ラジオ「荻上チキセッション」が夕方に移ってから聞くようになり、荻上チキさんとはどういう人かと探していて行きあたった本。読みたいと思った人の章のみ読みました。
養老孟司:「不要不急とは」という、今回もまた若干ずれた感のある内容なのだが、この用語への同氏の違和感は、医者でありながら現場ではなく解剖をやっている自分、また現在の老人で公職にもない自分の存在は不要不急なのではという根本から生まれている。そこからさらに、人間自体不要不急なのではという話。この辺りは、前回読んだ氏のインタビューで、老人はコロナ禍を乗り切ったところで生き甲斐はあるのかという疑問と相反するようで通じるところがあり、面白いなあと思った。それにしても毎回若干ずれてるのに毎回養老先生が出てくるのは、よっぽど好かれているということなんだろうなあ。
五味太郎:絵本作家だからなのか子供にあたたかい視点。そもそもの教育が、子供の権利のはずなのに子供に失礼だというところから発し、不安だったのはコロナ禍のせいなのか、収束して非日常から戻った際の「日常」は(特に子供にとって)そもそもよかったのかという議論。学校はありがたいけれど、現行の教育に対する疑問や批判が帳消しにされるべきではないということなのだろう。これまたコロナ云々を超えた根本的議論。
荻上チキ:検察庁法改正(定年延長)が見送られたことに見る世論の動きの分析。良くも悪くも議論が単純化されることで世論が盛り上がるというところに、なるほどなと思った。
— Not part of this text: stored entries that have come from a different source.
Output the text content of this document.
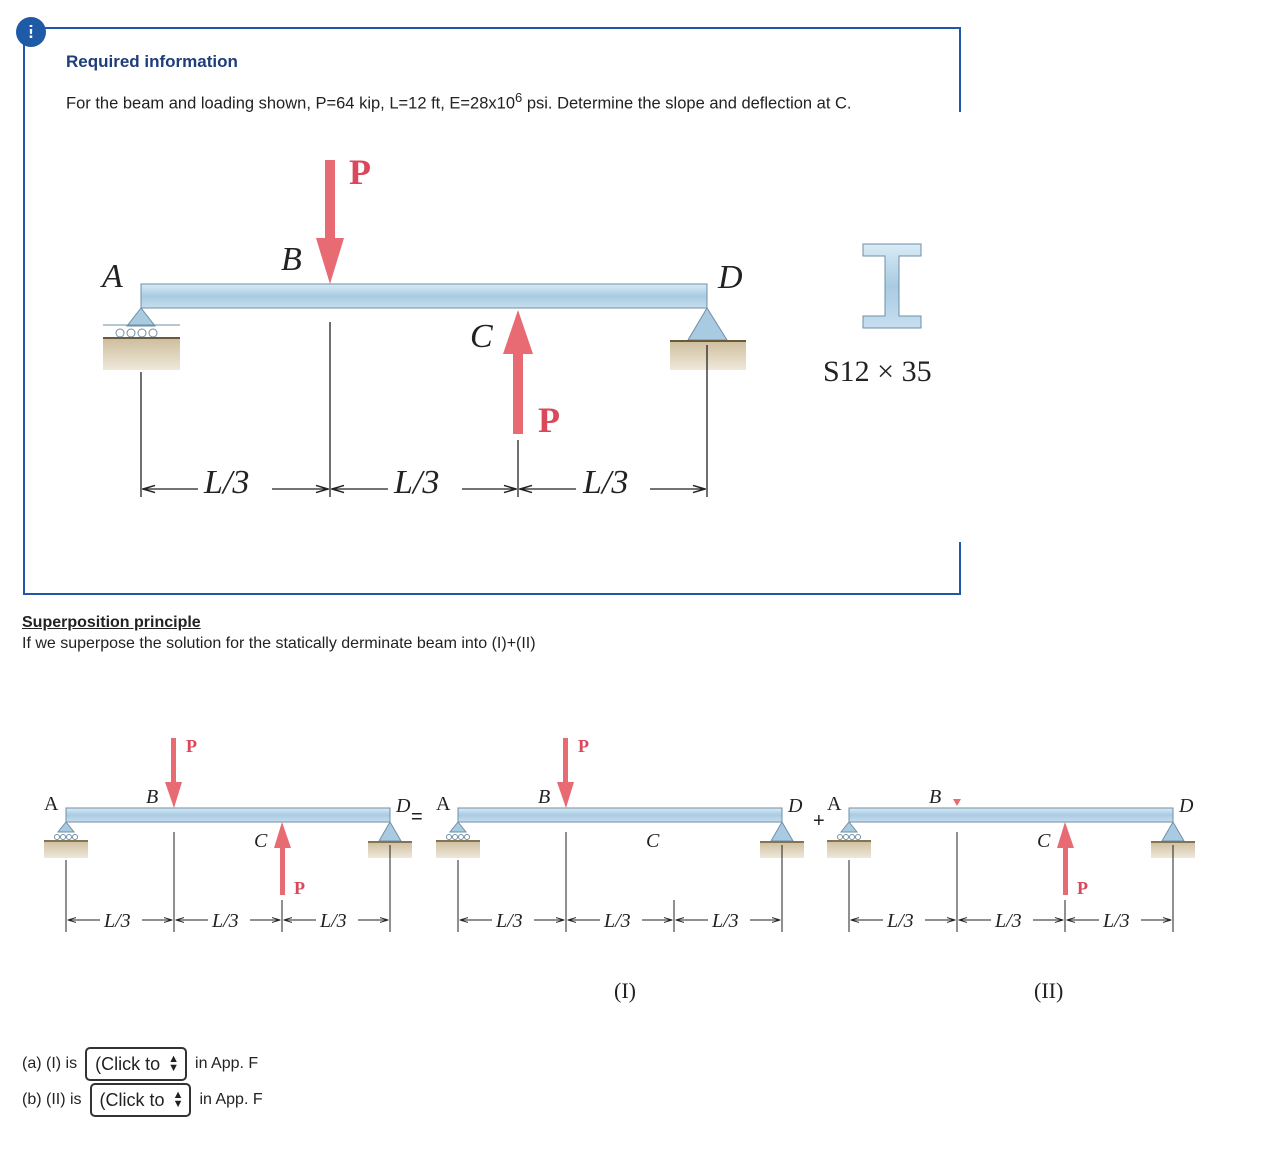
!
Required information
For the beam and loading shown, P=64 kip, L=12 ft, $E=28x10^6$ psi. Determine the slope and deflection at C.
A	B
C
D
P
P
L/3	L/3	L/3
S12 × 35
Superposition principle
If we superpose the solution for the statically derminate beam into (I)+(II)
A	B
C
D
P
P
L/3	L/3	L/3
=
A	B
C
D
P
L/3	L/3	L/3
(I)
+
A	B
C
D
P
L/3	L/3	L/3
(II)
(a) (I) is (Click to ▲
▼ in App. F
(b) (II) is (Click to ▲
▼ in App. F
ブレイディみかこ:息子が受けた、コロナ禍でのアジア人蔑視発言から、各人が自分のなかにある偏見に気づくきっかけになったという話。分析する息子さんも、その発言を注意した級友も、なんとも冷静ですごいなあと思う。またキーワーカーへの拍手の要不要論も、それが次世代に残すであろう影響から反対はできないというブレイディさん、現在がそうこうで終わらせずコロナ後に続いていく、次世代を育てていくという先を見据えた視点にハッとした。
(お名前を失念):会うことが暴力という言葉になるほどなあと思った。だから「あつ森」のように会わなくて良い平和なゲームが人気になると。裏を返せば、会うことの暴力に対峙できない人の中に、その分の暴力をネット上で振るう人がいるのではないかと思わないでもなかったが、生身とバーチャルの違い=暴力・重力という視点が面白いと思った。